I knew that my dad was English, and my mum was Mauritian as a young child. I understood that my dad’s family were different from my mums, but it was really to do with cultural differences, i.e food, music, behaviours, and how different the social events were from each side. But at the time I was very naive to it all. I didn’t actually understand I was mixed until I was around 11 years old and in my first year of secondary school. This was due to other people making me aware that my mum was a different colour to me.
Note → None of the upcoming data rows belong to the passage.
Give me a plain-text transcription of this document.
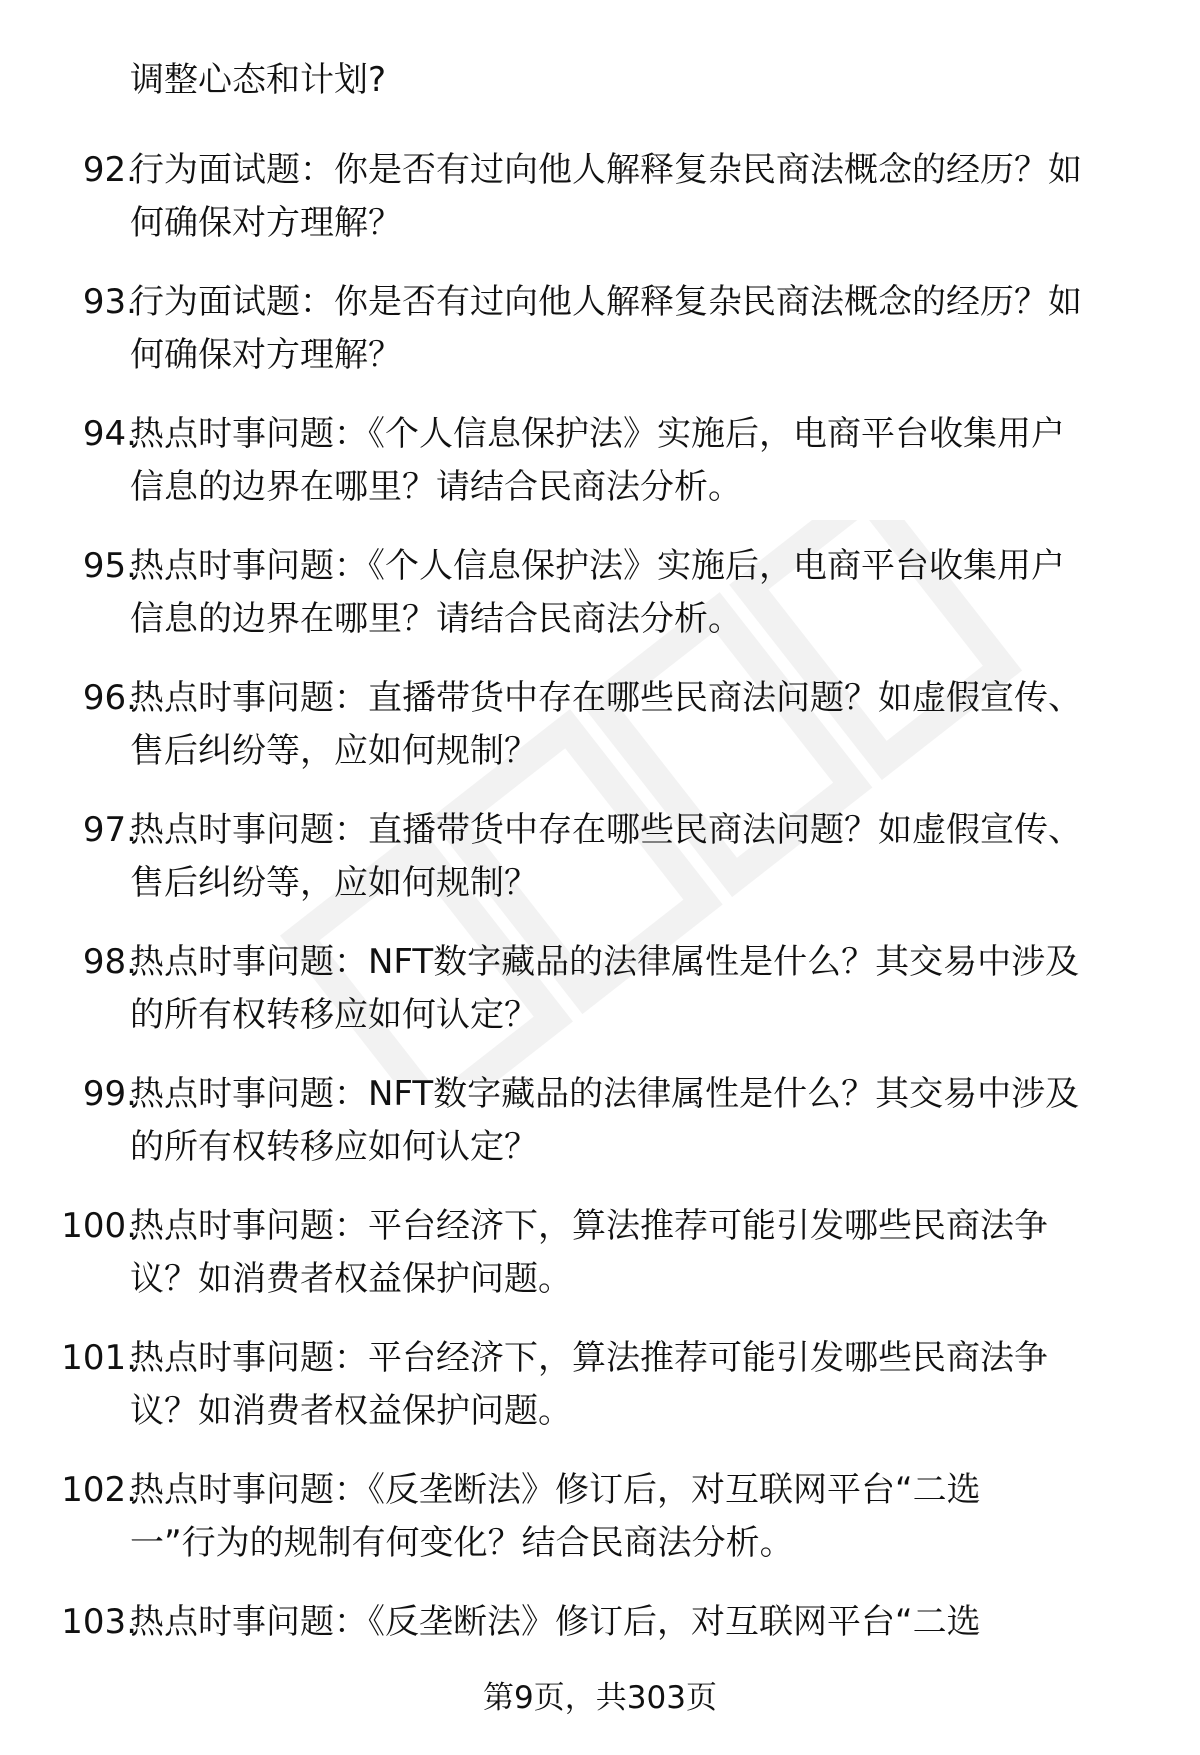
调整心态和计划?
92.
行为面试题：你是否有过向他人解释复杂民商法概念的经历？如
何确保对方理解？
93.
行为面试题：你是否有过向他人解释复杂民商法概念的经历？如
何确保对方理解？
94.
热点时事问题：《个人信息保护法》实施后，电商平台收集用户
信息的边界在哪里？请结合民商法分析。
95.
热点时事问题：《个人信息保护法》实施后，电商平台收集用户
信息的边界在哪里？请结合民商法分析。
96.
热点时事问题：直播带货中存在哪些民商法问题？如虚假宣传、
售后纠纷等，应如何规制？
97.
热点时事问题：直播带货中存在哪些民商法问题？如虚假宣传、
售后纠纷等，应如何规制？
98.
热点时事问题：NFT数字藏品的法律属性是什么？其交易中涉及
的所有权转移应如何认定？
99.
热点时事问题：NFT数字藏品的法律属性是什么？其交易中涉及
的所有权转移应如何认定？
100.
热点时事问题：平台经济下，算法推荐可能引发哪些民商法争
议？如消费者权益保护问题。
101.
热点时事问题：平台经济下，算法推荐可能引发哪些民商法争
议？如消费者权益保护问题。
102.
热点时事问题：《反垄断法》修订后，对互联网平台“二选
一”行为的规制有何变化？结合民商法分析。
103.
热点时事问题：《反垄断法》修订后，对互联网平台“二选
第9页，共303页
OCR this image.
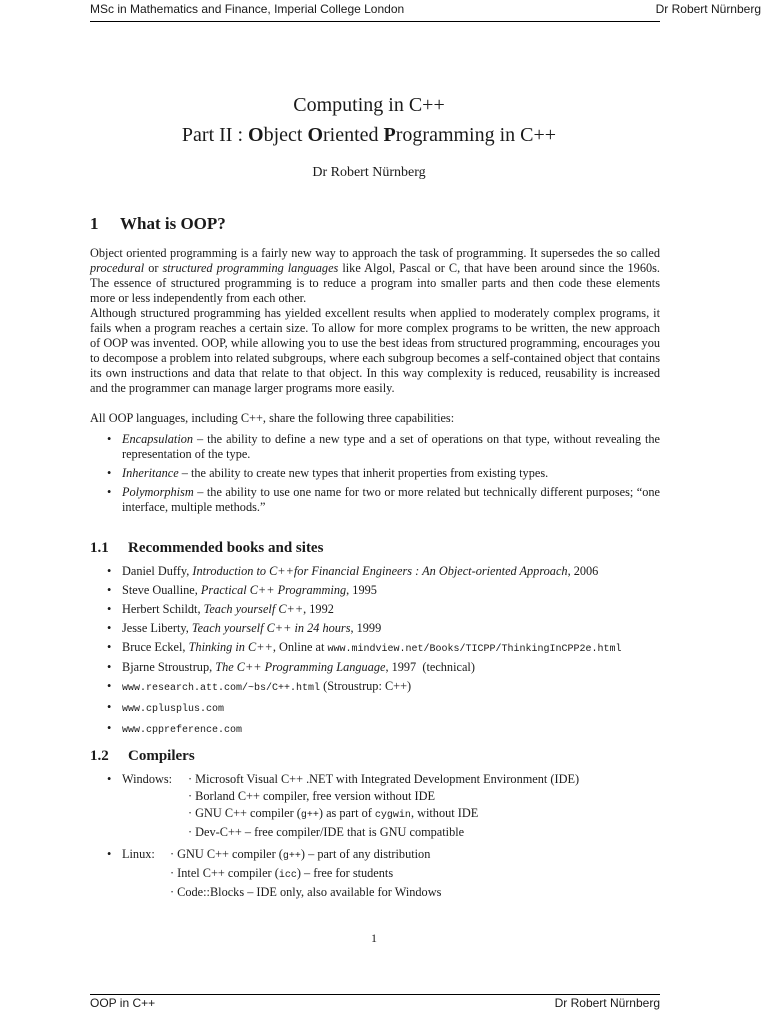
MSc in Mathematics and Finance, Imperial College London	Dr Robert Nürnberg
Computing in C++
Part II : Object Oriented Programming in C++
Dr Robert Nürnberg
1 What is OOP?

Object oriented programming is a fairly new way to approach the task of programming. It supersedes the so called procedural or structured programming languages like Algol, Pascal or C, that have been around since the 1960s. The essence of structured programming is to reduce a program into smaller parts and then code these elements more or less independently from each other.

Although structured programming has yielded excellent results when applied to moderately complex programs, it fails when a program reaches a certain size. To allow for more complex programs to be written, the new approach of OOP was invented. OOP, while allowing you to use the best ideas from structured programming, encourages you to decompose a problem into related subgroups, where each subgroup becomes a self-contained object that contains its own instructions and data that relate to that object. In this way complexity is reduced, reusability is increased and the programmer can manage larger programs more easily.

All OOP languages, including C++, share the following three capabilities:

• Encapsulation – the ability to define a new type and a set of operations on that type, without revealing the representation of the type.
• Inheritance – the ability to create new types that inherit properties from existing types.
• Polymorphism – the ability to use one name for two or more related but technically different purposes; “one interface, multiple methods.”
1.1 Recommended books and sites
• Daniel Duffy, Introduction to C++for Financial Engineers : An Object-oriented Approach, 2006
• Steve Oualline, Practical C++ Programming, 1995
• Herbert Schildt, Teach yourself C++, 1992
• Jesse Liberty, Teach yourself C++ in 24 hours, 1999
• Bruce Eckel, Thinking in C++, Online at www.mindview.net/Books/TICPP/ThinkingInCPP2e.html
• Bjarne Stroustrup, The C++ Programming Language, 1997  (technical)
• www.research.att.com/~bs/C++.html (Stroustrup: C++)
• www.cplusplus.com
• www.cppreference.com
1.2 Compilers
• Windows: · Microsoft Visual C++ .NET with Integrated Development Environment (IDE)
· Borland C++ compiler, free version without IDE
· GNU C++ compiler (g++) as part of cygwin, without IDE
· Dev-C++ – free compiler/IDE that is GNU compatible
• Linux: · GNU C++ compiler (g++) – part of any distribution
· Intel C++ compiler (icc) – free for students
· Code::Blocks – IDE only, also available for Windows
1
OOP in C++	Dr Robert Nürnberg
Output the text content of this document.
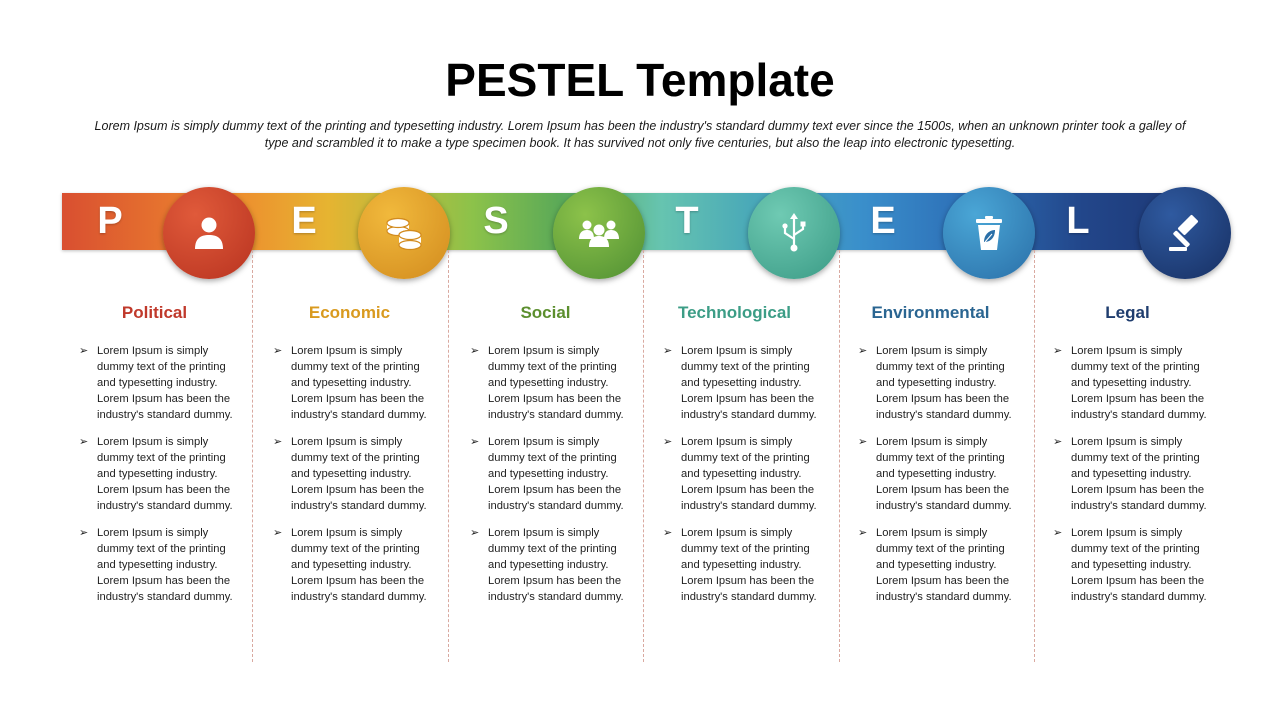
PESTEL Template

Lorem Ipsum is simply dummy text of the printing and typesetting industry. Lorem Ipsum has been the industry's standard dummy text ever since the 1500s, when an unknown printer took a galley of type and scrambled it to make a type specimen book. It has survived not only five centuries, but also the leap into electronic typesetting.

P	E	S	T	E	L
Political	Economic	Social	Technological	Environmental	Legal
➢ Lorem Ipsum is simply dummy text of the printing and typesetting industry. Lorem Ipsum has been the industry's standard dummy.
➢ Lorem Ipsum is simply dummy text of the printing and typesetting industry. Lorem Ipsum has been the industry's standard dummy.
➢ Lorem Ipsum is simply dummy text of the printing and typesetting industry. Lorem Ipsum has been the industry's standard dummy.
➢ Lorem Ipsum is simply dummy text of the printing and typesetting industry. Lorem Ipsum has been the industry's standard dummy.
➢ Lorem Ipsum is simply dummy text of the printing and typesetting industry. Lorem Ipsum has been the industry's standard dummy.
➢ Lorem Ipsum is simply dummy text of the printing and typesetting industry. Lorem Ipsum has been the industry's standard dummy.
➢ Lorem Ipsum is simply dummy text of the printing and typesetting industry. Lorem Ipsum has been the industry's standard dummy.
➢ Lorem Ipsum is simply dummy text of the printing and typesetting industry. Lorem Ipsum has been the industry's standard dummy.
➢ Lorem Ipsum is simply dummy text of the printing and typesetting industry. Lorem Ipsum has been the industry's standard dummy.
➢ Lorem Ipsum is simply dummy text of the printing and typesetting industry. Lorem Ipsum has been the industry's standard dummy.
➢ Lorem Ipsum is simply dummy text of the printing and typesetting industry. Lorem Ipsum has been the industry's standard dummy.
➢ Lorem Ipsum is simply dummy text of the printing and typesetting industry. Lorem Ipsum has been the industry's standard dummy.
➢ Lorem Ipsum is simply dummy text of the printing and typesetting industry. Lorem Ipsum has been the industry's standard dummy.
➢ Lorem Ipsum is simply dummy text of the printing and typesetting industry. Lorem Ipsum has been the industry's standard dummy.
➢ Lorem Ipsum is simply dummy text of the printing and typesetting industry. Lorem Ipsum has been the industry's standard dummy.
➢ Lorem Ipsum is simply dummy text of the printing and typesetting industry. Lorem Ipsum has been the industry's standard dummy.
➢ Lorem Ipsum is simply dummy text of the printing and typesetting industry. Lorem Ipsum has been the industry's standard dummy.
➢ Lorem Ipsum is simply dummy text of the printing and typesetting industry. Lorem Ipsum has been the industry's standard dummy.
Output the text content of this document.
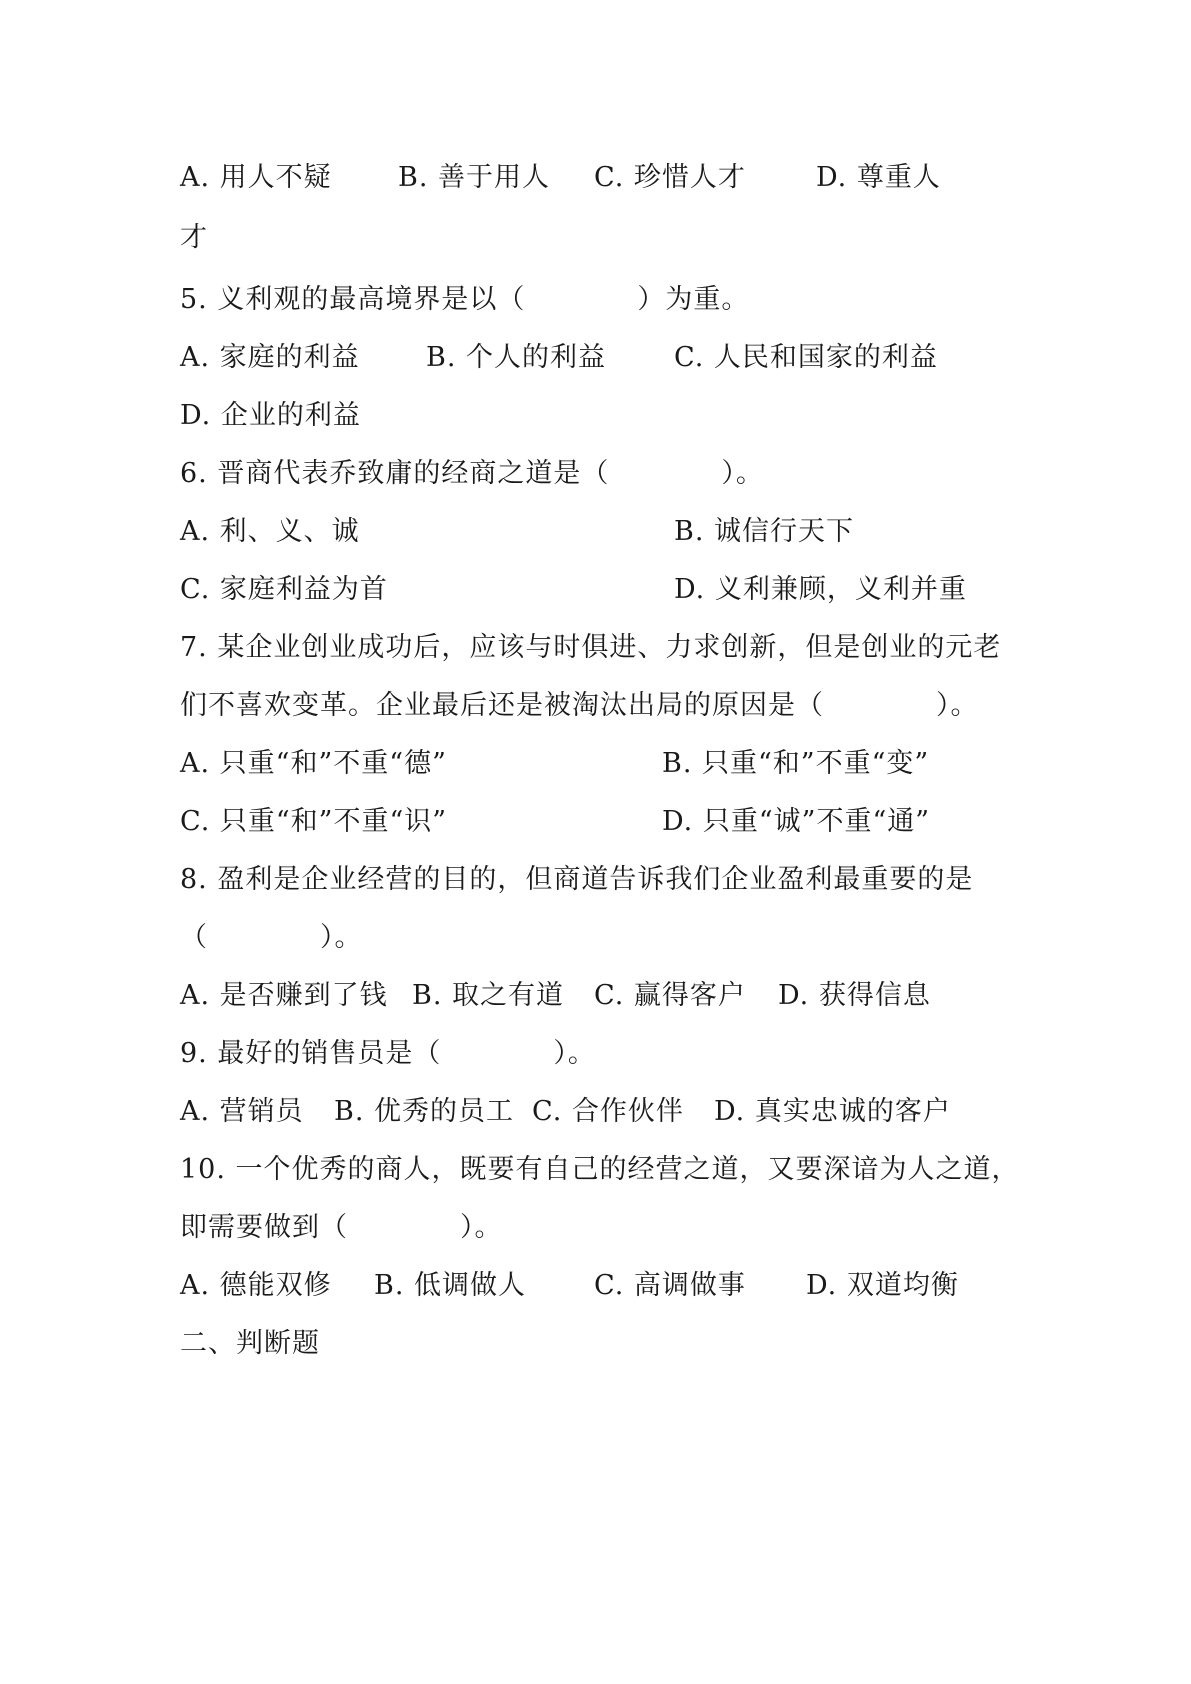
A. 用人不疑 B. 善于用人 C. 珍惜人才	D. 尊重人
才
5. 义利观的最高境界是以（　　　　）为重。
A. 家庭的利益 B. 个人的利益	C. 人民和国家的利益
D. 企业的利益
6. 晋商代表乔致庸的经商之道是（　　　　）。
A. 利、义、诚	B. 诚信行天下
C. 家庭利益为首	D. 义利兼顾，义利并重
7. 某企业创业成功后，应该与时俱进、力求创新，但是创业的元老
们不喜欢变革。企业最后还是被淘汰出局的原因是（　　　　）。
A. 只重“和”不重“德”	B. 只重“和”不重“变”
C. 只重“和”不重“识”	D. 只重“诚”不重“通”
8. 盈利是企业经营的目的，但商道告诉我们企业盈利最重要的是
（　　　　）。
A. 是否赚到了钱 B. 取之有道 C. 赢得客户 D. 获得信息
9. 最好的销售员是（　　　　）。
A. 营销员 B. 优秀的员工 C. 合作伙伴 D. 真实忠诚的客户
10. 一个优秀的商人，既要有自己的经营之道，又要深谙为人之道，
即需要做到（　　　　）。
A. 德能双修 B. 低调做人	C. 高调做事 D. 双道均衡
二、判断题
Growing up in school I had a real mix of friends, ranging from Filipino/Irish mix, Spanish, Welsh, Indian, Caribbean, African and English. This has continued as I have grown up, however I would class my close group of friends mainly of white English descent. I don’t feel that me being straight, mixed or my religious beliefs have any bearing on the friends that I have. These are subjects that I rarely openly speak about. However, I have always taken an interest in people’s backgrounds.

I do not have a ‘type’. My parents had such an open approach to this, my dad always made a point of saying that it doesn’t matter what colour they are as long as they are a decent person.

My husband is half English and half Scottish, however his race did not play a part in my decision. His loyalty, supportiveness, morals and his fun attitude is what drew me to him, this is what I think it important in a partner.

I definitely think there are still bias attitudes towards mixed-race people. The biggest one of me is the amount of people who tell me that I am not mixed-race as mixed-race people are half Black and half White, and they have brown skin and curly hair. It shocks me still that people are so under educated in this subject in this day and age. I find that this is typically found in the older generations. Younger people seem to be a lot more accepting and understanding.

I think growing up, the topic of mixed-race was never really discussed. I felt quite lonely at times and it was quite hard feeling that I never quite fitted in. I have had both negative and positive reactions to being mixed. Especially having to process the negative reactions. I used to wish for a long time that life would be easier if I was just fully English. Other times I felt pressured to make a point that I was mixed so I wasn’t seen as a ‘typical white girl’. However, it was only in the last few years that I have become over accepting of myself in general and a massive part of this is being mixed. I’m so proud of my heritage that I can honestly say that it doesn’t bother me what people think.

If I had the opportunity to be born again I would want to return exactly as I am. I think the future is only going to go from strength to strength. We are moving towards a world where people have exposure to different races and have the option of dating and having families with people of a different race to them. This is already happening all over the world. I honestly believe that being mixed will become an open and accepted subject. There is always going to be such a diverse angle on this subject because no story is ever the same and that is what is so wonderful about it.